If your **text** endpoint is local (no key) but **images** are OpenAI, put the
OpenAI key in the separate **Image API key** field. When that field is blank, the
image endpoint reuses the main API key.
---
## GPU notes / troubleshooting
- **NVIDIA 50-series (Blackwell):** CUDA compute can fail to initialize for
PyTorch-based tools (ComfyUI) with `CUDA unknown error`, even though
`nvidia-smi` works. **Vulkan** does work — which is why this guide uses Ollama
(Vulkan) and stable-diffusion.cpp (Vulkan). Use a recent Ollama (0.30+).

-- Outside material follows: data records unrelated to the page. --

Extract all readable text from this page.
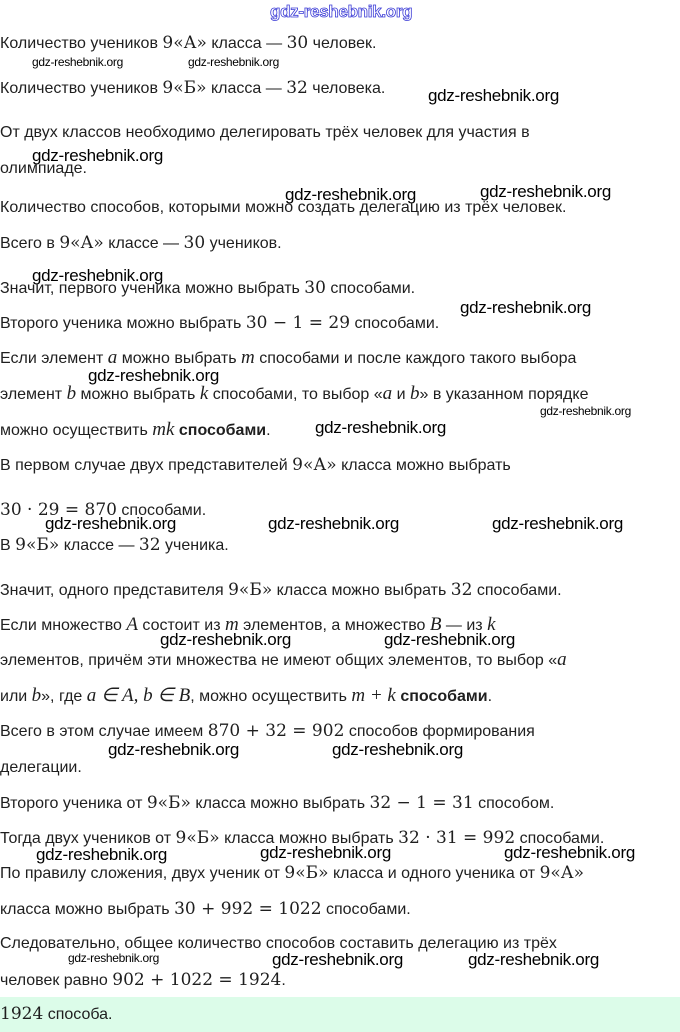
1924 способа.
Количество учеников 9«А» класса — 30 человек.
Количество учеников 9«Б» класса — 32 человека.
От двух классов необходимо делегировать трёх человек для участия в
олимпиаде.
Количество способов, которыми можно создать делегацию из трёх человек.
Всего в 9«А» классе — 30 учеников.
Значит, первого ученика можно выбрать 30 способами.
Второго ученика можно выбрать 30 − 1 = 29 способами.
Если элемент a можно выбрать m способами и после каждого такого выбора
элемент b можно выбрать k способами, то выбор «a и b» в указанном порядке
можно осуществить mk способами.
В первом случае двух представителей 9«А» класса можно выбрать
30 · 29 = 870 способами.
В 9«Б» классе — 32 ученика.
Значит, одного представителя 9«Б» класса можно выбрать 32 способами.
Если множество A состоит из m элементов, а множество B — из k
элементов, причём эти множества не имеют общих элементов, то выбор «a
или b», где a ∈ A, b ∈ B, можно осуществить m + k способами.
Всего в этом случае имеем 870 + 32 = 902 способов формирования
делегации.
Второго ученика от 9«Б» класса можно выбрать 32 − 1 = 31 способом.
Тогда двух учеников от 9«Б» класса можно выбрать 32 · 31 = 992 способами.
По правилу сложения, двух ученик от 9«Б» класса и одного ученика от 9«А»
класса можно выбрать 30 + 992 = 1022 способами.
Следовательно, общее количество способов составить делегацию из трёх
человек равно 902 + 1022 = 1924.
gdz-reshebnik.org
gdz-reshebnik.org	gdz-reshebnik.org
gdz-reshebnik.org
gdz-reshebnik.org
gdz-reshebnik.org	gdz-reshebnik.org
gdz-reshebnik.org
gdz-reshebnik.org
gdz-reshebnik.org
gdz-reshebnik.org
gdz-reshebnik.org
gdz-reshebnik.org	gdz-reshebnik.org	gdz-reshebnik.org
gdz-reshebnik.org	gdz-reshebnik.org
gdz-reshebnik.org	gdz-reshebnik.org
gdz-reshebnik.org	gdz-reshebnik.org	gdz-reshebnik.org
gdz-reshebnik.org	gdz-reshebnik.org	gdz-reshebnik.org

- **Wrong/slow device:** if generation is CPU-slow, the tool picked the wrong
Vulkan device. Check the startup log's device list and set `--backend vulkanN`
(sd.cpp) accordingly; Ollama honours `GGML_VK_VISIBLE_DEVICES`.
- **`Endpoint URL not allowed`** when saving AI settings → the instance is not in
self-hosted mode. See [step 1](#1-enable-self-hosted-mode).
- **Images time out** → a cold or under-powered model. Try a smaller checkpoint
(e.g. SD 1.5) or fewer steps; first request also pays the model-load cost.
- **Publishing a sign with images** embeds the generated images in the widget,
so configs can be a few MB each. That's expected today.